1\. They need to have a domain where a given candidate solution can be
quantitatively measured, or alternatively where you can induce a relative
ordering. This could possibly require human input ("rank these three pictures
from best to worst"), but you need to at least have the ability to say that
one solution is more fit than another.

2\. A candidate solution's fitness needs to be at least somewhat continuous.
Ideally there needs to be a gradient of success and opportunities for
incremental quality improvement with corresponding incremental fitness
improvements. Evolutionary methods cannot solve needle-in-a-haystack problems.

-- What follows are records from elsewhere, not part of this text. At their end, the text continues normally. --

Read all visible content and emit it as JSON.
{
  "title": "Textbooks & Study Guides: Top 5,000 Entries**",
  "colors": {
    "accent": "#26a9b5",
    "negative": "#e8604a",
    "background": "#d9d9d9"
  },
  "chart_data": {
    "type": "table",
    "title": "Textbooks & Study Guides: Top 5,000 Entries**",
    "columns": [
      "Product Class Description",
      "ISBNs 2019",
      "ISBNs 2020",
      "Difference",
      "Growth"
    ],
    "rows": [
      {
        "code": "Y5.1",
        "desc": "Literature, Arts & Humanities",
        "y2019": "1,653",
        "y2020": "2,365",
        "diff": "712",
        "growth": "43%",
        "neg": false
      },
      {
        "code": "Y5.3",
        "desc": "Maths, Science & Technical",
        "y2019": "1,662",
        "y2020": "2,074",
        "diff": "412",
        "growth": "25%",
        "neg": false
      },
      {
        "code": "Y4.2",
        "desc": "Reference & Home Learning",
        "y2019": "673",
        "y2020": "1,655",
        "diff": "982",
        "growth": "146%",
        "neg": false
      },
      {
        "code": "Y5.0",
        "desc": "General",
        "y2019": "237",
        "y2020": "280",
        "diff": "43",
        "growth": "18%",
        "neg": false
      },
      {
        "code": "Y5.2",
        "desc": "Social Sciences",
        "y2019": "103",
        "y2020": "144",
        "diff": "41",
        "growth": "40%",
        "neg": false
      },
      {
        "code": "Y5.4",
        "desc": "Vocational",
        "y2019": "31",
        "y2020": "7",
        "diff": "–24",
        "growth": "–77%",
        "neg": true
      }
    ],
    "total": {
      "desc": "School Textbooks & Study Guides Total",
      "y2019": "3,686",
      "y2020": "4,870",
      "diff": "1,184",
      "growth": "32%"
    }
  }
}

3\. They're of greatest utility where human ingenuity is of the littlest
value: i.e., where the problem domain is little understood. For example,
finance, and, apparently, things like radar design: black arts where no one
really knows what the fuck. Ths should help mullify claims about human
verification and the human element of design: these things work best where a
lifetime of experience doesn't buy you much and you kind of have no other
choice.

4\. As with any search heuristic, you face an eternal battle between
exploration of the search space and exploitation of it: you can exhaustively
explore one part of the space, but that will generally come at the cost of
ignoring alternative solutions. This manifests itself as a struggle against
premature convergence. Depending on how much domain knowledge (an often-
overlooked component) you can incorporate in, this may not be a problem (you
can modify your fitness criteria to automatically avoid settling upon certain
undesirable parts of the search space).

5\. Finally, always keep in mind that this is not "AI". This is not trying to
model human cognition. The stuff about being inspired by natural selection is
true at first, but when you get more sophisticated you'll deviate more and
more from this. Hybrid solutions are common; for instance, you may have a
normal stochastic evolution scheme at first, but then at the end greatly slow
down the rate of learning and at the end when you've settled upon a
satisfactory solution you may wish to incorporate traditional local search
methods, which really have no biological inspiration, it's just that they just
freakin' work, so you use it because you care more about _solving your
problem_ than constantly aping nature.

Biological or natural inspiration can be useful, but only in the context of
practical problem solving, which is what evolutionary methods have always been
about. The first widely read book on genetic algorithms was written by an
oilfield roughneck with a PhD in civil engineering and the field is still kind
of a pariah in academia because of its relative lack of formal foundations.
All this is disregarded in the name of practicality, which is an attitude,
flawed or not, much closer to what prevails in the real world.